Juan se rascó la coronilla como si cavase en ella en busca de una explicación
Juan se rascó la coronillla como si cavase en ella en busca de una explicación. No encontró nada, pero por algún motivo se le vino a la cabeza la imagen de un juez que bailaba por los pasillos de una comisaría con la toga remangada hasta los muslos y tocando la Quinta sinfonía de Beethoven con un peine y un papel de fumar. Y luego dicen que el café no es un excitante.
Como casi todos nosotros, Juan había visto el día antes por televisión el arresto de los, digamos, sospechosos: caían hacia el cajero automático como extraños habitantes de los túneles y al ver a la policía, que los esperaba llena de escudos y metralletas, se ponían de rodillas, con las manos en la nuca.

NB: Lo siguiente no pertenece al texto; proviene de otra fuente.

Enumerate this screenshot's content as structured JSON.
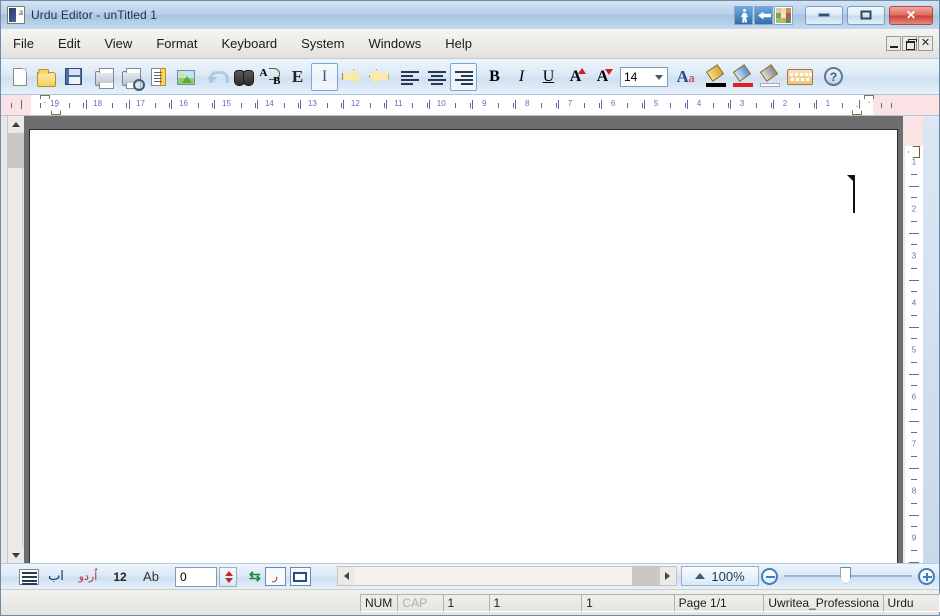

Los cuatro, tanto los tres que entraron al banco como el que los esperaba fuera, tienen antecedentes por hechos similares. "¿Y qué?", le oyó decir Juan Urbano, dentro de su cabeza, al juez del peine. "Yo soy la Ley y mi trabajo consiste en ser objetivo, ¿comprenden? Si alguien me trae al despacho un animal blanco con una cresta roja, que cacarea y pone huevos, mi misión consiste en verificar si es o no es una gallina."
Y después de decir eso, atrajo hacia sí una estatua de la Justicia que tenía sobre la mesa y apagó el puro que se estaba fumando en uno de los platillos, que él usaba como cenicero. Juan miró atentamente su vaso: ¿le habrían puesto algo en el café?

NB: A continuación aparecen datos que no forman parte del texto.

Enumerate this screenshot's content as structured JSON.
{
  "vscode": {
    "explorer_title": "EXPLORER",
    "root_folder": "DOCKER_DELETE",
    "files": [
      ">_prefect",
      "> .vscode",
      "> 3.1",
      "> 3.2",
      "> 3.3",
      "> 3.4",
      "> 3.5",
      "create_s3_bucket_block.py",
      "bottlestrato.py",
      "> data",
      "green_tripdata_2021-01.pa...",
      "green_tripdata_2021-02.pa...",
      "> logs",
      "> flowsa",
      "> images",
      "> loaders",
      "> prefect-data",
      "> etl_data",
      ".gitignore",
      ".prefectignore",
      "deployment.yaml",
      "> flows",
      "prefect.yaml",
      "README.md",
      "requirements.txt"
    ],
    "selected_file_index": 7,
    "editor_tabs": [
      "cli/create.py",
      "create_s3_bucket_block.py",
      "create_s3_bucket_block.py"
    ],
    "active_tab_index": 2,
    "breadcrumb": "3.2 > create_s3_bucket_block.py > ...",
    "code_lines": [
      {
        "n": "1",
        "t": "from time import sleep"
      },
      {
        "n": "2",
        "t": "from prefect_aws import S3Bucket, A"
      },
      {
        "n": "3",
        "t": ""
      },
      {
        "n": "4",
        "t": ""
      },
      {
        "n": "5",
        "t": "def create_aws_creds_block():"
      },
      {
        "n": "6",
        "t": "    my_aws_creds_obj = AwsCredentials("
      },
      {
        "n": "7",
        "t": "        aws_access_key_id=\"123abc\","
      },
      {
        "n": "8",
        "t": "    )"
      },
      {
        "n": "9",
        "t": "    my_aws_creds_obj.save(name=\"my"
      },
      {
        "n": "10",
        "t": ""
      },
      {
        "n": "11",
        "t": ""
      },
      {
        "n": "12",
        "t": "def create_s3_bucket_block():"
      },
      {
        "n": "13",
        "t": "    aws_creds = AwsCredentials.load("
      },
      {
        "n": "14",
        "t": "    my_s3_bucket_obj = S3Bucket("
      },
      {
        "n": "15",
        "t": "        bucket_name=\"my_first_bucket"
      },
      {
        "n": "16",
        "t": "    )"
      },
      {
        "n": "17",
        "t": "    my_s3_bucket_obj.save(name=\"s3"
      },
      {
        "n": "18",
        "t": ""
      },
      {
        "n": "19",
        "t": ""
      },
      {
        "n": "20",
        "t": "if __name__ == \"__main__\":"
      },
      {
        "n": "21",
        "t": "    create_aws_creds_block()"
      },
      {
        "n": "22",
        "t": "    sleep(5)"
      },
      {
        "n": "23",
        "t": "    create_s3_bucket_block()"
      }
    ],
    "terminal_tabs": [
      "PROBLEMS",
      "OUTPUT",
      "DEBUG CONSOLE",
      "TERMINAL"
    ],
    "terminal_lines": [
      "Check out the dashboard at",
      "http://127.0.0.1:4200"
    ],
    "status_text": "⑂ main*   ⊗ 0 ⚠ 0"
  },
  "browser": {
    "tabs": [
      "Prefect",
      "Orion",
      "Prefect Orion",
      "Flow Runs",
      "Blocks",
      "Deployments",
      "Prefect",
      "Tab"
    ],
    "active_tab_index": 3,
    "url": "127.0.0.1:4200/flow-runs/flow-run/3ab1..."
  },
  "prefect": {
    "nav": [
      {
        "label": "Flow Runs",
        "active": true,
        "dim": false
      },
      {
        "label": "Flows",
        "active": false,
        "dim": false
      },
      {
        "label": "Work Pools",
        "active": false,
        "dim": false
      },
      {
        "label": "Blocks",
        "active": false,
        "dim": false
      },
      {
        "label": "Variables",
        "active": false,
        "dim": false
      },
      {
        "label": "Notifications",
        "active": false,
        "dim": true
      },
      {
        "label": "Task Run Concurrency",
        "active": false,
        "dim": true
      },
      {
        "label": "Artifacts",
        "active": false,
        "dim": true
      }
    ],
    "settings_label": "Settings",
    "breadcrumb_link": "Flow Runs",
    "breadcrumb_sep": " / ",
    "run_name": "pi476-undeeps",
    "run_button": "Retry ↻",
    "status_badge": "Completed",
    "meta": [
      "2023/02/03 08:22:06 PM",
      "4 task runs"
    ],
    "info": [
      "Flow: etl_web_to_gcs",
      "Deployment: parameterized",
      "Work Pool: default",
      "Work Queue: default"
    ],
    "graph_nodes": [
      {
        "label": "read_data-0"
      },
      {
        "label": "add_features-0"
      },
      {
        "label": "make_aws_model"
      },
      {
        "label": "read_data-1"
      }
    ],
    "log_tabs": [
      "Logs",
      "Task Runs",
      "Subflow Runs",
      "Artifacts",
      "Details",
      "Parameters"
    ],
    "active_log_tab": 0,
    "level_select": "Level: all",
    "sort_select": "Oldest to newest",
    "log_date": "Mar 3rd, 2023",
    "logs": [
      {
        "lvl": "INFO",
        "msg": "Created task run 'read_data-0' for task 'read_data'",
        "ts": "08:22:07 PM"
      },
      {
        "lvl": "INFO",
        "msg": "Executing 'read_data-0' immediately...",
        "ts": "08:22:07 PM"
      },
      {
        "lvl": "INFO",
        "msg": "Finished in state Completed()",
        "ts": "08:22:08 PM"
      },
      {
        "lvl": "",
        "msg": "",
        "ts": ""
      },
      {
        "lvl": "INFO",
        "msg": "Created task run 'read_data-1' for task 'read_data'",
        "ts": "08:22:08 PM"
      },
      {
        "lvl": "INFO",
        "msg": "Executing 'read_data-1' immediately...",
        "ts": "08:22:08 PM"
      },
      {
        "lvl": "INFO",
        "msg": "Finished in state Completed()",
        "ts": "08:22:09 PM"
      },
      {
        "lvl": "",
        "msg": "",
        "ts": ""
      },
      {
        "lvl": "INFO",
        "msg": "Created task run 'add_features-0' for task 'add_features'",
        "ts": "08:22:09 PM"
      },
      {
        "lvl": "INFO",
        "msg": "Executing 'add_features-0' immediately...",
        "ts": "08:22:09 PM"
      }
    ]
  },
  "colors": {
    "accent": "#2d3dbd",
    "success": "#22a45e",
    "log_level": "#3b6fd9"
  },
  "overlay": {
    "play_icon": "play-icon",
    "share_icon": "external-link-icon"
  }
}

Al final de la información que estaba leyendo, otro hombre que ostentaba el cargo de teniente fiscal y portavoz de la Fiscalía de Madrid se quejaba de que la Brigada Central de la Policía había incumplido en este asunto el protocolo, al detener a los presuntos salteadores, porque no había alertado a la Fiscalía de sus intenciones de arrestarlos. "¿O sea que igual todo se reduce a eso, a una cuestión de protocolo? ¿Los presuntos ladrones se han escapado entre las piernas de la melé que hicieron, al luchar entre ellas, la Fiscalía contra la Policía?", pensó Juan, al que las interrogaciones ya empezaban a zumbarle en el cerebro como abejas dentro de un panal. "Sólo que la miel de la duda es amarga", poetizó, un poco por ir dejando aquella historia más bien incomprensible de lado y concentrarse en el fútbol, que estaba a punto de empezar, y en sufrir porque su chica capicúa no aparecía.
Eso sí, el filósofo que llevaba dentro se acordó de una frase algo melodramática de Montesquieu: "La ley debe ser como la muerte, que no exceptúa a nadie." Juan le respondió: "¿Incluidos los jueces, mi admirado barón?"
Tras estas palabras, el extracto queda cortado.